I'm working on a new method right now to prevent some of the weird, drastic elevational changes in the original method that resulted in so many long, high causeways and other unnatural formations.
In this new method, I start with the same tesselated curve as before. Only now, I generate 3 different quadstrips. The first one I generate very wide, then rasterize into one buffer as elevation gradients. Like so:
I generate a second quad strip that is much narrower than the first, then use this second quadstrip in conjunction with the wide one to rasterize a blending map into a second buffer. This blending map specifies a fall-off for the road bed, to blend the road elevation gradient with the map heightmap. The blend map is rasterized so that the center strip of the road is fully white (meaning, that 100% of the final map elevation in these areas comes from the road elevation map) with a fall off to 0 at the edges of the fat quadstrip. Something like this:
I then perform an operation where I composite the road elevation map with a perlin noise buffer or other noise source, using the blend map to interpolate between the noise map and the road elevations, to get the final map.
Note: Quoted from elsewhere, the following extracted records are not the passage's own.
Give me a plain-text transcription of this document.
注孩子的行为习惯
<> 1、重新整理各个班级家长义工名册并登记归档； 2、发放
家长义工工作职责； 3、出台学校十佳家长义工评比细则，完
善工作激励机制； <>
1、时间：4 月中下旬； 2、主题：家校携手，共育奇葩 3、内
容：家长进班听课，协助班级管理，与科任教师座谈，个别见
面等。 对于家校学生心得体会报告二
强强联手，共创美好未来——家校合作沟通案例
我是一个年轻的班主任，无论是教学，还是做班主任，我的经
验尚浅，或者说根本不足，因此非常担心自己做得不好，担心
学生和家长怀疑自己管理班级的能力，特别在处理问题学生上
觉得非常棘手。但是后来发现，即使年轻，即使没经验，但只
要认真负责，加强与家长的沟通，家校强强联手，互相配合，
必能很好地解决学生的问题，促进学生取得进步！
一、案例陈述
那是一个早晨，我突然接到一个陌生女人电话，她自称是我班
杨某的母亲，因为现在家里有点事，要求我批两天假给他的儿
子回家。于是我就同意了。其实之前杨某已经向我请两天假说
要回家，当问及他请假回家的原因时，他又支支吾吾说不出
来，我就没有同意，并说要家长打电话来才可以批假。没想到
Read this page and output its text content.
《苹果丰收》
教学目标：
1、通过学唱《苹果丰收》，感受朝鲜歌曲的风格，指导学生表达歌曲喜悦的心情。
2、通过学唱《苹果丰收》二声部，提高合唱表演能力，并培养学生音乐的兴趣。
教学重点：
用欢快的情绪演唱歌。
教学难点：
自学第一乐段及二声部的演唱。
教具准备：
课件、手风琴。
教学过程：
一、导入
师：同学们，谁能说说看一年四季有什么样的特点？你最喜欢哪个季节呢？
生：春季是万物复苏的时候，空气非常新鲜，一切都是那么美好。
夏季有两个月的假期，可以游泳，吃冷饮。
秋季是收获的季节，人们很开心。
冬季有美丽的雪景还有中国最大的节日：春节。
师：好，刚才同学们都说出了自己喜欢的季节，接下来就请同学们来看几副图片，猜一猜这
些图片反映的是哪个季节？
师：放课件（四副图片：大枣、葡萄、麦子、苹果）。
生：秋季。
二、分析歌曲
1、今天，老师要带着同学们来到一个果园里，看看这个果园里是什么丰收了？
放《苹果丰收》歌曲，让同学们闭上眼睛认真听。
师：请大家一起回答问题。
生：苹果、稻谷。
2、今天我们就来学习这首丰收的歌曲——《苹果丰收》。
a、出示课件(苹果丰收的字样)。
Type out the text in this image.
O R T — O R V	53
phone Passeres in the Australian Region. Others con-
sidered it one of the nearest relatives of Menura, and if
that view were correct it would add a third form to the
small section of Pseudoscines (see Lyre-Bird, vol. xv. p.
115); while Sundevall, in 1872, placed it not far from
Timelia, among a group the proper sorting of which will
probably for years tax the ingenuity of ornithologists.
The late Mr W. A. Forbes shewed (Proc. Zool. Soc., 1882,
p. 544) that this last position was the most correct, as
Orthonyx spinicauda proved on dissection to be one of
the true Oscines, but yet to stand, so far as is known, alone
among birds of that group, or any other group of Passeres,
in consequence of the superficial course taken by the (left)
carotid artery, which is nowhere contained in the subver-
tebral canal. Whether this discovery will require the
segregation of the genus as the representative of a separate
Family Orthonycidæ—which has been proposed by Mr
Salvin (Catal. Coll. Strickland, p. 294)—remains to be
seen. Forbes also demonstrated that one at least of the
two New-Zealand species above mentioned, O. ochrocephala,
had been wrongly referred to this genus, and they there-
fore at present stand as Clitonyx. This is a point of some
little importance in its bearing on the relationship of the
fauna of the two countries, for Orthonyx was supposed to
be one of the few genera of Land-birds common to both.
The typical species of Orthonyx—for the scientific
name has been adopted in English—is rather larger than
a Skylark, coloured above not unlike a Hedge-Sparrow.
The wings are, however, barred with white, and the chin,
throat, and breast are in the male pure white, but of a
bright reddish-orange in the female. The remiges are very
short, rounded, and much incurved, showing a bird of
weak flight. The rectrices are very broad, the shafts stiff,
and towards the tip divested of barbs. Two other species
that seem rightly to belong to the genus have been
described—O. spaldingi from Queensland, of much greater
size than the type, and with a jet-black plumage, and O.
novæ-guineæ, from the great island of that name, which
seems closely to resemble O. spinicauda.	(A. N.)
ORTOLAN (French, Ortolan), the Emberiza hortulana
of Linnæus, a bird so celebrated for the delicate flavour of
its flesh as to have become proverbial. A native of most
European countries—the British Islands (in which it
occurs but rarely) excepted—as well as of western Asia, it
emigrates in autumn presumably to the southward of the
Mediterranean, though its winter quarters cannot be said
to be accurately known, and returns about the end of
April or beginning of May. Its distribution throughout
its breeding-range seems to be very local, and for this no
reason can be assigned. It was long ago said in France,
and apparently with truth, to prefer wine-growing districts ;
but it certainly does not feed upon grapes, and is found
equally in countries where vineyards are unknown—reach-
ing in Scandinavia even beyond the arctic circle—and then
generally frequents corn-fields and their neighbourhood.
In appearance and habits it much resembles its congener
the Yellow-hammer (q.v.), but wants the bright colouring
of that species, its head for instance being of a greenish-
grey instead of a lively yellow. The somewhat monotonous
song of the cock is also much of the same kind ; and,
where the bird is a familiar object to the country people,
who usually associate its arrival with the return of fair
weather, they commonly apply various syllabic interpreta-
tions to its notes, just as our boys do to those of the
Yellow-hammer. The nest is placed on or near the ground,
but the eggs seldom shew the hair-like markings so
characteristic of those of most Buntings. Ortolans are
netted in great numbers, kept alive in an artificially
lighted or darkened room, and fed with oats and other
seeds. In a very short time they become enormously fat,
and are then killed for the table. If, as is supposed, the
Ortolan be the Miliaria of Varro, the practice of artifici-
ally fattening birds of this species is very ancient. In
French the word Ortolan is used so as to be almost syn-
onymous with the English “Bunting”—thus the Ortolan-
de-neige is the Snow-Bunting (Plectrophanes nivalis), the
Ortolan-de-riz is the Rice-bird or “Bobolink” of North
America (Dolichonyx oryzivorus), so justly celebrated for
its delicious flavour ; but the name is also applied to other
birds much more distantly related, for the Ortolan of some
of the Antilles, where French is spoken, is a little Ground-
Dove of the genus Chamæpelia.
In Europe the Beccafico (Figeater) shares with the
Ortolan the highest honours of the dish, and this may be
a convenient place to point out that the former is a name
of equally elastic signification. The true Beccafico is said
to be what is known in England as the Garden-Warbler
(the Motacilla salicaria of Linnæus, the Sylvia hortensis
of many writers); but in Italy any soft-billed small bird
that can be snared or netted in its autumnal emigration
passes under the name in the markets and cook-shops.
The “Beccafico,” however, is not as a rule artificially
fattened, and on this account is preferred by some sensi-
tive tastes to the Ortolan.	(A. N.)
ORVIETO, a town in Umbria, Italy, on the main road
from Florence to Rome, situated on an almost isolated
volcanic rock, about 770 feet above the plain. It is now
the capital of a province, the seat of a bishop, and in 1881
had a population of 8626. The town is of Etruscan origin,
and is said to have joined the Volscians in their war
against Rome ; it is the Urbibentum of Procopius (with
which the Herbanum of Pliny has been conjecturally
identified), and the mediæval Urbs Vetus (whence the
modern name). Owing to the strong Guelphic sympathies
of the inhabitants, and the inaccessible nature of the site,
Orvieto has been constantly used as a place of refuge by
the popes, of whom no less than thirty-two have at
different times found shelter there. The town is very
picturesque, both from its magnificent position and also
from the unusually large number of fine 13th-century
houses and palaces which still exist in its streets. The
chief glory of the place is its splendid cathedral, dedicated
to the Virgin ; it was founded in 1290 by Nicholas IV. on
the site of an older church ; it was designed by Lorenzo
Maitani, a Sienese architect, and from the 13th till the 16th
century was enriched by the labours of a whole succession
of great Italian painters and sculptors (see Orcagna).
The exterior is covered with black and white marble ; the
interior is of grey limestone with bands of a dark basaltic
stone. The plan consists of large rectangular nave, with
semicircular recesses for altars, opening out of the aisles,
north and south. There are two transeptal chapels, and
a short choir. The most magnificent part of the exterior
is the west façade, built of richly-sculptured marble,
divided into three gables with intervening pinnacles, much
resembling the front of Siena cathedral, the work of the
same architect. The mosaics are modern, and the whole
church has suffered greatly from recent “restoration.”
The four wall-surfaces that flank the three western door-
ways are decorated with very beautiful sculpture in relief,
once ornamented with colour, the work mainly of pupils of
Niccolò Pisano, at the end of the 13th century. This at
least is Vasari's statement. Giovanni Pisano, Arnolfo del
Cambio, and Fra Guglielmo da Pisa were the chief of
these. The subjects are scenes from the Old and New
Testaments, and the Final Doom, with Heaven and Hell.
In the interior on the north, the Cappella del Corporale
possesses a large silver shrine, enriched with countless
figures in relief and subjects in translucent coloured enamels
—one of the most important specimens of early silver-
This has the effect of smoothing out or gradualizing the harsher transitions from rolling terrain to sculpted road bed, eliminating or reducing many of the artifacts previously encountered. The final heightmap may look something like this:
The third quadstrip is created to be even narrower than the second, and is used for laying down the road terrain.
Some new shots of this technique in action show subtle yet significant differences in how the road carves it's way through the terrain. Sharp, high causeways are mostly eliminated, and vastly reduced in jarring visual impact where encountered. Carved canyons also are not so sharp and abrupt.
I still run into some occasional problems with how quadstrips are built and rendered. Tight, hairpin curves with drastic elevational differences on both sides of the curve result in lots of weird overdraw that causes stair-stepped elevational artifacts to appear at the nexus of the curve; the greater the difference in elevations on either side of the curve, the worse the artifacts are. Wider roadbed quadstrips also magnify the problem. I can lessen the occurrence of such artifacts by more careful selection and modification of roadbed elevation gradients to avoid such drastic changes in elevation.
If I apply turbulence to the generated roadbeds and terrain, the effect is much, much nicer than these shots show, eliminating the strange, smooth, unnatural feel of things. I may or may not post some images of turbulent roads later, depending on how I feel.
That's probably all I'm going to write about roads (unless I post the above-mentioned shots), since after all it isn't a very exciting topic. [grin]
Washu: It's possible that I might release a demo of some sort of this thing sometime. I'll keep that in mind, and maybe try to get to it sometime this week or something.